I've been feeling the overwhelming need to write all of a sudden. I'm not sure if it has anything to do with Wonder Boys, or if it's just the fact that - it's been so fucking long since I've written anything.
Anyway, here is a fragment of something I might think about actually putting into something larger. I'd like to do something the right way, for once. With an outline and more than two paragraphs.
What are your honest and brutal opinions?
She stands at her kitchen sink, staring out the window to the front lawn. At a distance, she can see the Eastman’s house. Halfway between the brown Mrs. Eastman had painted it last month, and the olive green she decided to start painting it today. A restless house. Never satisfied in its image. Closer, she spies a FOR SALE sign on the Eastman’s lawn and tries to remember how many FOR SALE signs she’s seen there over the past sixteen years. She can’t. Too many. Yet, the Eastmans had lived there the day she’d moved to this block. And they live there still. And her front lawn. Their front lawn. Neat and tidy. The Japanese oak stunted, yet vibrant and full of fire. She remembers seeing a dried up mound of dog shit at its base this morning. Fucking dogs. And the owners who let their dogs shit on her lawn – their lawn – with not even the pretense of cleaning up after the canines. Fuck them.

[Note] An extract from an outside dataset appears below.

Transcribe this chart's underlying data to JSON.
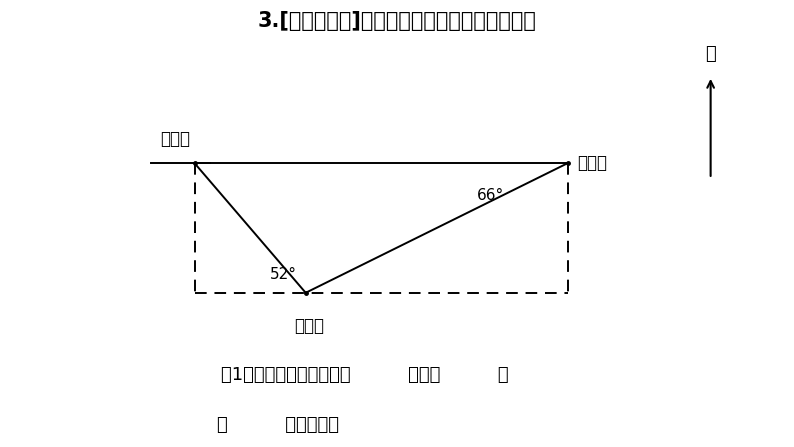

She drops her hands into the sink. Full of dishes. Always. Cereal caked to the side of the deep blue bowls. Coffee and lipstick ringed mugs. One inside the other and a dinner plate balanced artfully atop a milky spoon. Now with the water on and a sigh. She leans over to open the dishwasher. Her silent dishwasher. It was emptied this morning, but not without begging and ultimately threatening. Rinse and place is the motion. The repetition. The sequence of events for the next twenty minutes. An engine sounds somewhere down their street and still stooped, she cocks her head to see who might be there. It passes, but she notices a little spot of something on the window and moves closer for better inspection. It is brown. Reddish brown. A splash of reddish brown color on the window. Standing on her tip toes and using the granite counter top for balance, she peers onto the grass directly below the window. There she spies only a small pile of white and gray feathers. A small pile of white and gray feathers and a splash of reddish brown color on the window.